Consejos para prevenir y controlar el moho dentro de tu hogar

  • Mantén los niveles de humedad entre 40% y 60% en tu hogar: Es aconsejable utilizar un deshumidificador o aire acondicionado en los meses de mayor humedad y en sitios húmedos como sótanos.
  • Asegúrate de que tu casa está suficientemente ventilada, especialmente en lugares donde laves la ropa o cocines. Usa los respiraderos de ventilación hacia el exterior en la cocina y el baño.
  • Repara lo antes posible cualquier gotera en las paredes, en el techo o en las tuberías de tu hogar para que el moho no tenga la humedad que necesita para crecer.
  • En caso de inundación, limpia y saca todo de tu hogar lo mejor y más rápido que puedas. Lo recomendable es entre 24 y 48 horas.
  • Lava los baños con productos que maten a este microorganismo.
  • Añade inhibidores de moho a la pintura antes de pintar.
  • Lo aconsejable es no utilizar alfombras en áreas como sótanos o baños que pueden tener mucha humedad. Si así fuera, quita o cambia por otras nuevas las alfombras y los tapices de los muebles que se han mojado y que no puedan secarse con facilidad.
Asegúrate de que tu casa está suficientemente ventiladaAsegúrate de que tu casa está suficientemente ventilada

Deshazte del moho negro

La eterna pregunta llega cuando ves que el moho ha empezado a crecer en tu casa y no sabes qué hacer o si puedes encontrar el remedio y eliminar el microorganismo por ti misma. La respuesta es sí. Lo importante es que limpies y acabes con la humedad lo antes posible, pero... ¿Cómo? Si sucede en superficies duras, los buenos aliados para acabar con el moho son el agua, el jabón, productos de limpieza comerciales o una solución de blanqueador preparada con una mezcla de menos de una taza del blanqueador que uses para lavar la ropa y un galón de agua, o lo que es lo mismo, cuatro cuartos de agua.
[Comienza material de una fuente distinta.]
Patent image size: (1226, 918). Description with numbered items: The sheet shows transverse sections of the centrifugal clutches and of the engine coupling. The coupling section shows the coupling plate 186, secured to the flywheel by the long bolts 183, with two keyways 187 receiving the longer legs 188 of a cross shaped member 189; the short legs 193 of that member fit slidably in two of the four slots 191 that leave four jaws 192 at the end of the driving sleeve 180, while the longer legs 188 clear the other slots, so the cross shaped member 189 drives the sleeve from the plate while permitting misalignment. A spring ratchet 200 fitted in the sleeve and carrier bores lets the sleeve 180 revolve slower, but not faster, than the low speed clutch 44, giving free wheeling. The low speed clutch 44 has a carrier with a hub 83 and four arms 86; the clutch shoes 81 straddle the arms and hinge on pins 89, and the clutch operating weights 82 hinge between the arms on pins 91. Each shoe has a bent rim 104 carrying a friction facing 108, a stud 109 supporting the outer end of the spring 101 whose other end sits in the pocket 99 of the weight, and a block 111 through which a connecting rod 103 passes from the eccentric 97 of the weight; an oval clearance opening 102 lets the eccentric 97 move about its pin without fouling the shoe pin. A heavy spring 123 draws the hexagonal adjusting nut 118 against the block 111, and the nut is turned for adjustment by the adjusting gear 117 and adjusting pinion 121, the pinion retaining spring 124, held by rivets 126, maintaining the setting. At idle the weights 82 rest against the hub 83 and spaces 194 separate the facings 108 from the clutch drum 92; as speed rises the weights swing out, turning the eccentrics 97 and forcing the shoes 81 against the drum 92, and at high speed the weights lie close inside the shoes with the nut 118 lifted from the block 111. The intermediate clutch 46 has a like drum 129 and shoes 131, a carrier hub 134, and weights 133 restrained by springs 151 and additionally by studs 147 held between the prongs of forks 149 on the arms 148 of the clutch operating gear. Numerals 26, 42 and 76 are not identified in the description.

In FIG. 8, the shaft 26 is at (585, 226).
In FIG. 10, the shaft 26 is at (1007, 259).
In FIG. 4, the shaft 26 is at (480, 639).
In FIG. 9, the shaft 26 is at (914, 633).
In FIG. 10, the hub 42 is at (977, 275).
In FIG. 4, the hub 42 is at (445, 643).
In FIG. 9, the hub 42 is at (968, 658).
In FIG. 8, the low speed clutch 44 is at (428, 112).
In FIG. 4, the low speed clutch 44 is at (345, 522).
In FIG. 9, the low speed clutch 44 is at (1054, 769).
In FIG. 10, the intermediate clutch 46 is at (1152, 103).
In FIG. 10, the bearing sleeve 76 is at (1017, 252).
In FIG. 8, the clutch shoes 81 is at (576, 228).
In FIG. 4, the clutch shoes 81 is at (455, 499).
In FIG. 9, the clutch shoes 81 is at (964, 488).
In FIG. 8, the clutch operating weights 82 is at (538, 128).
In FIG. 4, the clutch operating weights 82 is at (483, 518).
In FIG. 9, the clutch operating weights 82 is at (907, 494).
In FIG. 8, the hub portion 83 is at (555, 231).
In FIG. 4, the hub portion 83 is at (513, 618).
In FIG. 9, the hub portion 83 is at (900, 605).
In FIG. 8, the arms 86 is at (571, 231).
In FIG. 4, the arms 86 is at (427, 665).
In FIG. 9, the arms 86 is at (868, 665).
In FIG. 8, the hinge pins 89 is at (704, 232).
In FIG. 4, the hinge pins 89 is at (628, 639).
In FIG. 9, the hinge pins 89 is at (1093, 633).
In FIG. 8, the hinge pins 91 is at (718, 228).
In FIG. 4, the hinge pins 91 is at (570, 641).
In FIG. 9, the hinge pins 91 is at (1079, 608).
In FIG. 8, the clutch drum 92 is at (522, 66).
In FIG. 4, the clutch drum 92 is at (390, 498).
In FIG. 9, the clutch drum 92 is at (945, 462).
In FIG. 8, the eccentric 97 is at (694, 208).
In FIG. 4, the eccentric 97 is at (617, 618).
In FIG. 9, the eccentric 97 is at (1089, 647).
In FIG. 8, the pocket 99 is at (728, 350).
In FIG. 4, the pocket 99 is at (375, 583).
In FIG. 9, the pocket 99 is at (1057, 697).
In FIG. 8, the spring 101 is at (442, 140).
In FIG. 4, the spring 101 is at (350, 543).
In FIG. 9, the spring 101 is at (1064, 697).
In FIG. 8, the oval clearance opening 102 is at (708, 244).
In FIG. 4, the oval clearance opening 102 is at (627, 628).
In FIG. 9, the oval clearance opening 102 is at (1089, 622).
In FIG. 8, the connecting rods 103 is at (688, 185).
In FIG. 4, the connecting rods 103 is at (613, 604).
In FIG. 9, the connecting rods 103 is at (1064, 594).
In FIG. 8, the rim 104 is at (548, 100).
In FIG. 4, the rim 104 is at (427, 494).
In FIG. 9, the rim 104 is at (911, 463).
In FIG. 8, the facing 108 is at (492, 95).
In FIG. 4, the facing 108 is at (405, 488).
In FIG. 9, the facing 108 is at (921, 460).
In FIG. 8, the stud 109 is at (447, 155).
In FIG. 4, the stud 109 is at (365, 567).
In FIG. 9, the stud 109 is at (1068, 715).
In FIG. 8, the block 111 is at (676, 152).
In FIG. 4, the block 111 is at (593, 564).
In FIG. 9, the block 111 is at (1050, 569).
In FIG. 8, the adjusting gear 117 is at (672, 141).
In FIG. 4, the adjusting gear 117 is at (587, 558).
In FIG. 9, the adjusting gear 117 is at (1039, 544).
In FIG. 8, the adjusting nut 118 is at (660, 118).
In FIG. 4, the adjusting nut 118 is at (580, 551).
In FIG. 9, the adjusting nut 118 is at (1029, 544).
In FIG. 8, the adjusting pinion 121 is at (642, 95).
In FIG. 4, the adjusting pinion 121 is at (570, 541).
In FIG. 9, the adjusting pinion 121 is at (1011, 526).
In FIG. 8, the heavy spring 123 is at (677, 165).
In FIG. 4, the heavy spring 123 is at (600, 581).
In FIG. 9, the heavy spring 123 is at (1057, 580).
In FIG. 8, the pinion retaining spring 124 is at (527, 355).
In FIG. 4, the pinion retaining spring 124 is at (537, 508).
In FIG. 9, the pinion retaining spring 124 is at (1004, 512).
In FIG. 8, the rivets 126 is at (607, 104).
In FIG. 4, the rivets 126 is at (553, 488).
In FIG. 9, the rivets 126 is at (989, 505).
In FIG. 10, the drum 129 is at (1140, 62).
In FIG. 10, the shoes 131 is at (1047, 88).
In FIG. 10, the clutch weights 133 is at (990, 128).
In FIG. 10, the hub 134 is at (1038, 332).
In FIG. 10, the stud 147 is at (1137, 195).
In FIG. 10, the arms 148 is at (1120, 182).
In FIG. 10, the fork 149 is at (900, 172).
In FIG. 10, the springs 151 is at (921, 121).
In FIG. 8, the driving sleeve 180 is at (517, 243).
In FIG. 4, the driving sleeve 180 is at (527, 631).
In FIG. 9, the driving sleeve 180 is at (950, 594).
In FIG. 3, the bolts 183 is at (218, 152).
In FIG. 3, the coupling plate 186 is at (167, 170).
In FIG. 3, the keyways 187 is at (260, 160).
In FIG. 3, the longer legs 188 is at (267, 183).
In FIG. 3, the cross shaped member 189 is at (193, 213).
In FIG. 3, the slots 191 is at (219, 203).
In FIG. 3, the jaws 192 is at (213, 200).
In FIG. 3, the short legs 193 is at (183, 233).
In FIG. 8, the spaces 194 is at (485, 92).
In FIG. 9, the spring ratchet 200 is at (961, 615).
Si te decides a acabar con este microorganismo a través del blanqueador debes saber que no tienes que mezclarlo nunca con amoniaco ni con otros productos de limpieza, ya que pueden generar gases tóxicos y de peligro para la salud. Tienes que abrir las puertas y ventanas de tu hogar para que corra el aire y se ventilen las habitaciones y usar unas gafas para protegerte los ojos y unos guantes no porosos. Lo más importante es que sigas siempre las instrucciones del fabricante del blanqueador que vayas a utilizar o cualquier tupo de producto de limpieza.

Sin embargo, tienes que tener cuidado porque en los comercios puedes encontrar otros medios para acabar con las humedades que en realidad no van a acabar con tu problema de raíz. Por ejemplo, las pinturas antimoho no funcionan, pues son una simple cobertura que no actúa en el verdadero problema como es la humedad. Lo único que puede ocasionar que pintes encima del moho es que gastes un dinero en algo que no va a salir bien y que tengas que tirar la pintura a la basura, además de que supone una pérdida de tiempo.

Si no te arriesgas a solucionarlo por ti misma, lo ideal es pedir ayuda a un experto que trate este tipo de problemas y que te aporte una seguridad. Por un lado, vas a decir adiós a ese moho que te ha aparecido en casa con la efectividad de quien es capaz de realizar el mejor de los diagnósticos y, por otro lado, gracias a ello desaparecerá cualquier rastro de moho negro tóxico que pueda dañar la salud de nuestro hogar.